MLIPFitMaker#
- class autoplex.fitting.common.flows.MLIPFitMaker(name='MLpotentialFit', mlip_type='GAP', hyperpara_opt=False, ref_energy_name='REF_energy', ref_force_name='REF_forces', ref_virial_name='REF_virial', glue_file_path='glue.xml', use_defaults=True)[source]#
Bases:
Maker
Maker to fit ML potentials based on DFT labelled reference data.
This Maker will filter the provided dataset in a data preprocessing step and then proceed with the MLIP fit (default is GAP).
- Parameters:
name (str) – Name of the flows produced by this maker.
mlip_type (str) – Choose one specific MLIP type to be fitted: ‘GAP’ | ‘J-ACE’ | ‘NEQUIP’ | ‘M3GNET’ | ‘MACE’
hyperpara_opt (bool) – Perform hyperparameter optimization using XPOT (XPOT: https://pubs.aip.org/aip/jcp/article/159/2/024803/2901815)
ref_energy_name (str) – Reference energy name.

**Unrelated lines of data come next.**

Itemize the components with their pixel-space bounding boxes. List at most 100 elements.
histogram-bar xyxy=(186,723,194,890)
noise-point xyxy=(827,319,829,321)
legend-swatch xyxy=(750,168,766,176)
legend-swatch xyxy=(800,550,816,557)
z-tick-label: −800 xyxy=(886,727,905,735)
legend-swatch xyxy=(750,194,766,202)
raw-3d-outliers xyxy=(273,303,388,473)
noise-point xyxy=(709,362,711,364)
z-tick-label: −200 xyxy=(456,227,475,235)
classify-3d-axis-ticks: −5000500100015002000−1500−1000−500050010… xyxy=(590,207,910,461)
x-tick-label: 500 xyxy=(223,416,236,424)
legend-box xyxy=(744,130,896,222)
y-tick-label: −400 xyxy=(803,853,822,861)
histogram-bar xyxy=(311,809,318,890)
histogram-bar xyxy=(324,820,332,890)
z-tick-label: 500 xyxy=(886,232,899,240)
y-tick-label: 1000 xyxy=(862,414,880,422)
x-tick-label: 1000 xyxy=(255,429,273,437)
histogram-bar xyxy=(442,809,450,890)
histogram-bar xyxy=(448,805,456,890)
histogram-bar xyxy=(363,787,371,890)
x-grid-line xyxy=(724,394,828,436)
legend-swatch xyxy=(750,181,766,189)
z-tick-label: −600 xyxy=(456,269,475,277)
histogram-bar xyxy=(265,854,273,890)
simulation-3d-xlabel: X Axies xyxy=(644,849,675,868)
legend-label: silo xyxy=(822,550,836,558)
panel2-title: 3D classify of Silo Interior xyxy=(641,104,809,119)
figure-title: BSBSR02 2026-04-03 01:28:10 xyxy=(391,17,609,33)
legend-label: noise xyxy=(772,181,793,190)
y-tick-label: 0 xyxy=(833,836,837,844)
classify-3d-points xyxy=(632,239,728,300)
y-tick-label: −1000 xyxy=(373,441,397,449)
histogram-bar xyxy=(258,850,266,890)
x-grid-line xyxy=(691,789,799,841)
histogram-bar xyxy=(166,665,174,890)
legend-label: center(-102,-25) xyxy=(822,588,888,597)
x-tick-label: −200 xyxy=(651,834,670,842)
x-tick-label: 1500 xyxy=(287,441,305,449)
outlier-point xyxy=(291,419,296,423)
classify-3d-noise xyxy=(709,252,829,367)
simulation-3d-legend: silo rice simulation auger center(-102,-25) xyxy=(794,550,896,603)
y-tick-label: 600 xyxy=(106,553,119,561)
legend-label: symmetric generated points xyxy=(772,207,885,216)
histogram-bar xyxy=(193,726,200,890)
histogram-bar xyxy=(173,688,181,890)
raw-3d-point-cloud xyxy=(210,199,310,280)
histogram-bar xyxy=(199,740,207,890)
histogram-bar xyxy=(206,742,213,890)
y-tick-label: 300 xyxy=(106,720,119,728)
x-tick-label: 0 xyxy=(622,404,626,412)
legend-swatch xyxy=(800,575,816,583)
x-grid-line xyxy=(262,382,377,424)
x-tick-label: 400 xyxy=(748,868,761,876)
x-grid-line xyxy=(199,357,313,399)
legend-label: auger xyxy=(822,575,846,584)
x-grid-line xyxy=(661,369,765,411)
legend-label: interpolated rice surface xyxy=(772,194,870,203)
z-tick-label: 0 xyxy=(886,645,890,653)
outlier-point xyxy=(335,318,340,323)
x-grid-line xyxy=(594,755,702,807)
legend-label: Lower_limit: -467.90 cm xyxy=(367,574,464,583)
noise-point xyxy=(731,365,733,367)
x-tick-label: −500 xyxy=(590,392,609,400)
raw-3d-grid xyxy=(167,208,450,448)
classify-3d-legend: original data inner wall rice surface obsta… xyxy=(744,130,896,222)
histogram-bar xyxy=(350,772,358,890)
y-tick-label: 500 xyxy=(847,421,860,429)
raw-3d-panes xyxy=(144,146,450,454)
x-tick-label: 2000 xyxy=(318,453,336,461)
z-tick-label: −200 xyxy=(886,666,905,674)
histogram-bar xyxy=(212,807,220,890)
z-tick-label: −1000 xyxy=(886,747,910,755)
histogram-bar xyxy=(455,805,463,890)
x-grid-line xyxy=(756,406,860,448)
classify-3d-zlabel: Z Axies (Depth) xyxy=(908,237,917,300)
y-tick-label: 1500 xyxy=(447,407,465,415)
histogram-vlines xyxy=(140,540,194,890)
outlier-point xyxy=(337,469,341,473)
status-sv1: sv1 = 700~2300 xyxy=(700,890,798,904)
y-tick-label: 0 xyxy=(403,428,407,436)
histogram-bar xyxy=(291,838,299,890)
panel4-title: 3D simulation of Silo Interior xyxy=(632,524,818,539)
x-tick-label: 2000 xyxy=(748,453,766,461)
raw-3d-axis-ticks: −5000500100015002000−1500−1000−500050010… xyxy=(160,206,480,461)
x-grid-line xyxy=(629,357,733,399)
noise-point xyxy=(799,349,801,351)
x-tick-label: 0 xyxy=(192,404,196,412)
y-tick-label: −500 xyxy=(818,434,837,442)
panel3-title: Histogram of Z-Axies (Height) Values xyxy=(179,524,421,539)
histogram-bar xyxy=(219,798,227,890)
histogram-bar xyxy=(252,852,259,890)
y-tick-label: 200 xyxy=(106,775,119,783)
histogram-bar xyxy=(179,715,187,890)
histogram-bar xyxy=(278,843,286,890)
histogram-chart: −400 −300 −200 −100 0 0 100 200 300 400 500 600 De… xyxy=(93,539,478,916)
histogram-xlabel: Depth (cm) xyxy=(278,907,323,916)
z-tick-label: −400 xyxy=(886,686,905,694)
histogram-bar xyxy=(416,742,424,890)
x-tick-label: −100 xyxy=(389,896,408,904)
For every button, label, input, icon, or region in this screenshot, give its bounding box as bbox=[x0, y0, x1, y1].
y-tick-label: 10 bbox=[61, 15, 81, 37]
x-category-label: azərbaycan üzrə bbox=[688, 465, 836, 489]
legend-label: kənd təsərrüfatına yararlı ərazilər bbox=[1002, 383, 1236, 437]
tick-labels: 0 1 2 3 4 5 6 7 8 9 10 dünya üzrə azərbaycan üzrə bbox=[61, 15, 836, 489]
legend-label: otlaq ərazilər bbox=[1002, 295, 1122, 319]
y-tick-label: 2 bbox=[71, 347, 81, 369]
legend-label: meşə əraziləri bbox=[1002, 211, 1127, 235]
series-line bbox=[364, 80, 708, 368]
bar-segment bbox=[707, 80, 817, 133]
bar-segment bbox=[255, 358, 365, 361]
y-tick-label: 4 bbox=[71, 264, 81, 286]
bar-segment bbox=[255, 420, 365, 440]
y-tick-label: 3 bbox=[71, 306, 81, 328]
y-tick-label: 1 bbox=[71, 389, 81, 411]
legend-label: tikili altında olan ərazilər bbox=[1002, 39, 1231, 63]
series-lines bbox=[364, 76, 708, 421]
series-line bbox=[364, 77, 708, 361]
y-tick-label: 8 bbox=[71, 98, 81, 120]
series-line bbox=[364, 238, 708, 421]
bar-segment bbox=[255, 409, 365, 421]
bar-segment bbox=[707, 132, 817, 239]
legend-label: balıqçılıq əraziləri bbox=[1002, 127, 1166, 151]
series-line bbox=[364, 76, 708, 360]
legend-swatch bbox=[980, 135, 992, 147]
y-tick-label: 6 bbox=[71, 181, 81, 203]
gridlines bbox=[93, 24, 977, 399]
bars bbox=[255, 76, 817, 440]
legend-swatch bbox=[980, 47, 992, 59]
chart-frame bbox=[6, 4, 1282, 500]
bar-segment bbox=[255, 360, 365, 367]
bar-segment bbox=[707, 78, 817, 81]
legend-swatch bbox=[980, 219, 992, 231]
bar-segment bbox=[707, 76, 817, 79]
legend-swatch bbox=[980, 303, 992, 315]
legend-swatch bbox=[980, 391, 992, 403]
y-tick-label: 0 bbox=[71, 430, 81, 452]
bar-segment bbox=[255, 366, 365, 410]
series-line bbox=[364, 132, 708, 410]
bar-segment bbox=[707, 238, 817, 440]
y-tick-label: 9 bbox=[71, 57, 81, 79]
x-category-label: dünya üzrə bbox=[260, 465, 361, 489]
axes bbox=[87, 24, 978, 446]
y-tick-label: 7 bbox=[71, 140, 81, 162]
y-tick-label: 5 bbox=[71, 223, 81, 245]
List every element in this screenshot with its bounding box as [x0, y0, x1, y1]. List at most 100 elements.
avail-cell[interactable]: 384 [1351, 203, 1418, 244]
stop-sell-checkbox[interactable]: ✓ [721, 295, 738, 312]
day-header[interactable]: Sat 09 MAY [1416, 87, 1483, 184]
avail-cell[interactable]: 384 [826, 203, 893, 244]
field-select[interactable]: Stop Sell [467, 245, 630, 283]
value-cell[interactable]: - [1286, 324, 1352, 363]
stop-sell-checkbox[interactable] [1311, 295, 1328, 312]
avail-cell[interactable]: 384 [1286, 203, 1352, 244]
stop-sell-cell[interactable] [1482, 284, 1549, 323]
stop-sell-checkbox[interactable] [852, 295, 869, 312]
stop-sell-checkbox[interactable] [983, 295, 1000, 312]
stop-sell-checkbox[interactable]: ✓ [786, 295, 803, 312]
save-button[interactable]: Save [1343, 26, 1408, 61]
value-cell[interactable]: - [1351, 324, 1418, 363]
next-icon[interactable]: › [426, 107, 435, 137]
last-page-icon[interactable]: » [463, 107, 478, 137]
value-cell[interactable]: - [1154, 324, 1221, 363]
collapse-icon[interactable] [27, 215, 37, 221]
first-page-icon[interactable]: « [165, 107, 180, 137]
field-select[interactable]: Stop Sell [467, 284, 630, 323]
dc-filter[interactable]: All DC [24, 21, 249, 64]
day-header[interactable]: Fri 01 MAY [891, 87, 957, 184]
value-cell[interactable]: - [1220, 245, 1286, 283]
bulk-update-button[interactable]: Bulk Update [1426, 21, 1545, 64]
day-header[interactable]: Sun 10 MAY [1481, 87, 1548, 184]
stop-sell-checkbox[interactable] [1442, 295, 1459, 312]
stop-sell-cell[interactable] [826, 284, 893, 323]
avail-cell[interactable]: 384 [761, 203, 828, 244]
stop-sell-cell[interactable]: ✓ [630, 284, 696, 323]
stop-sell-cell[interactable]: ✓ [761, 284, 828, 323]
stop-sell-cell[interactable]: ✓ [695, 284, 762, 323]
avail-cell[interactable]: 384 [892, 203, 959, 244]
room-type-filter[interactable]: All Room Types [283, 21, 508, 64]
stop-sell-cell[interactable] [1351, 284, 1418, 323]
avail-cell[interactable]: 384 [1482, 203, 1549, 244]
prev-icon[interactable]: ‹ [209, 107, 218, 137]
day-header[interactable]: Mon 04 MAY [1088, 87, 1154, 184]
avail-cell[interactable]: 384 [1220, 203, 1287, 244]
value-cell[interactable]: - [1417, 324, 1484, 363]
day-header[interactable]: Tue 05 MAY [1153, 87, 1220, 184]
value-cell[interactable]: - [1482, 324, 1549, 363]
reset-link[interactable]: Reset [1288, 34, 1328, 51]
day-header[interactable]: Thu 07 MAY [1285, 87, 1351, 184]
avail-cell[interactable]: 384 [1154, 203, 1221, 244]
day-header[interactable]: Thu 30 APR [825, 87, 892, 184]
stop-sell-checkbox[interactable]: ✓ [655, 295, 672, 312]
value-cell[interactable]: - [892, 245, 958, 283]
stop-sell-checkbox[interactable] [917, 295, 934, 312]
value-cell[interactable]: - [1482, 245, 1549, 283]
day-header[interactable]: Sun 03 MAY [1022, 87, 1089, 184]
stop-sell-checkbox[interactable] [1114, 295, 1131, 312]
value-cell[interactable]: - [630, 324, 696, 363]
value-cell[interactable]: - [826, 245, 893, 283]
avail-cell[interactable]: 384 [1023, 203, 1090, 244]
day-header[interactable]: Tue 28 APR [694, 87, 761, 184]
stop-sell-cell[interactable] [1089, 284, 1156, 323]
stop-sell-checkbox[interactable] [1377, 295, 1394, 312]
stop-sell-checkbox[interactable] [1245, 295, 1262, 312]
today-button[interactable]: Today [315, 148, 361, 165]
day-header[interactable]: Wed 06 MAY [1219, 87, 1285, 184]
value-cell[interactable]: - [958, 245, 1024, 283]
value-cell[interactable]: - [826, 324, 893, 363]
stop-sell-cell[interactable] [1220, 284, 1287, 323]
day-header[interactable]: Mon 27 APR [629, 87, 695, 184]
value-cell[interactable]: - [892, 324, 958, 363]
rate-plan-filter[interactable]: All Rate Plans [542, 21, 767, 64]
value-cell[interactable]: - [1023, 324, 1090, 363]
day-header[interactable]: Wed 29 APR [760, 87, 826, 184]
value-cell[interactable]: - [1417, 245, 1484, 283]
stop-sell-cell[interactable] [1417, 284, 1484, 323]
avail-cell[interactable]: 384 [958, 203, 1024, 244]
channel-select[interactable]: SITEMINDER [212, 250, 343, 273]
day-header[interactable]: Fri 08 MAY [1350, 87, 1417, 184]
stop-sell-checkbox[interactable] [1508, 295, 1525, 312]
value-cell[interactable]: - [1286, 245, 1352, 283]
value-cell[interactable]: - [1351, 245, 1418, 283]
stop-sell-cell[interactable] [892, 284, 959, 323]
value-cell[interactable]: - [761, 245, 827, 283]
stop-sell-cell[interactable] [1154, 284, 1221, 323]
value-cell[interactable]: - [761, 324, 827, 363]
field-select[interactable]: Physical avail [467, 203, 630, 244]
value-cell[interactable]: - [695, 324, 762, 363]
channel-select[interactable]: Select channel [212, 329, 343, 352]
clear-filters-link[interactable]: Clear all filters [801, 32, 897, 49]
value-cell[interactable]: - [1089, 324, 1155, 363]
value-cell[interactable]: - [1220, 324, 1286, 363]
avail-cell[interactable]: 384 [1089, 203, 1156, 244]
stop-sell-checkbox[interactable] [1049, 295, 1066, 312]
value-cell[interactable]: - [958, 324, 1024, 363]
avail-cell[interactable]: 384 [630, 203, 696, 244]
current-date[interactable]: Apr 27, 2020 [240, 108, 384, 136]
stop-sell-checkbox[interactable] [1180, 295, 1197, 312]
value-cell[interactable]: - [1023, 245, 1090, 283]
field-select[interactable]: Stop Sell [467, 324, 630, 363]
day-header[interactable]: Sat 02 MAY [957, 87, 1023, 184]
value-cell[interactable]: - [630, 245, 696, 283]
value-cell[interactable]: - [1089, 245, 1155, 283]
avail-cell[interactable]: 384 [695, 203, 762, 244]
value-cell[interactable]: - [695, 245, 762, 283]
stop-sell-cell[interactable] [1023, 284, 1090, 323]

ref_force_name (str) – Reference force name.
ref_virial_name (str) – Reference virial name.
glue_file_path (str) – Name of the glue.xml file path.
use_defaults (bool) – if true, uses default fit parameters
- make(fit_input=None, species_list=None, isolated_atom_energies=None, split_ratio=0.4, force_max=40.0, regularization=False, distillation=True, separated=False, pre_xyz_files=None, pre_database_dir=None, atomwise_regularization_parameter=0.1, force_min=0.01, atom_wise_regularization=True, auto_delta=False, glue_xml=False, num_processes_fit=None, apply_data_preprocessing=True, database_dir=None, device='cpu', **fit_kwargs)[source]#
Make a flow for fitting MLIP models.
- Parameters:
fit_input (dict) – Output from the CompletePhononDFTMLDataGenerationFlow process.
species_list (list) – List of element names (strings) involved in the training dataset
isolated_atom_energies (dict) – Dictionary of isolated atoms energies.
split_ratio (float) – Ratio to divide the dataset into training and test sets. A value of 0.1 means 90% training data and 10% test data
force_max (float) – Maximum allowed force in the dataset.
regularization (bool) – For using sigma regularization.
distillation (bool) – For using data distillation.
separated (bool) – Repeat the fit for each data_type available in the (combined) database.
pre_xyz_files (list[str] or None) – Names of the pre-database train xyz file and test xyz file.
pre_database_dir (str or None) – The pre-database directory.
atomwise_regularization_parameter (float) – Regularization value for the atom-wise force components.
force_min (float) – Minimal force cutoff value for atom-wise regularization.
atom_wise_regularization (bool) – For including atom-wise regularization.
auto_delta (bool) – Automatically determine delta for 2b, 3b and soap terms.
glue_xml (bool) – Use the glue.xml core potential instead of fitting 2b terms.
num_processes_fit (int) – Number of processes for fitting.
apply_data_preprocessing (bool) – Determine whether to preprocess the data.
database_dir (Path | str) – Path to the directory containing the database.
device (str) – Device to be used for model fitting, either “cpu” or “cuda”.
fit_kwargs (dict) – Additional keyword arguments for MLIP fitting.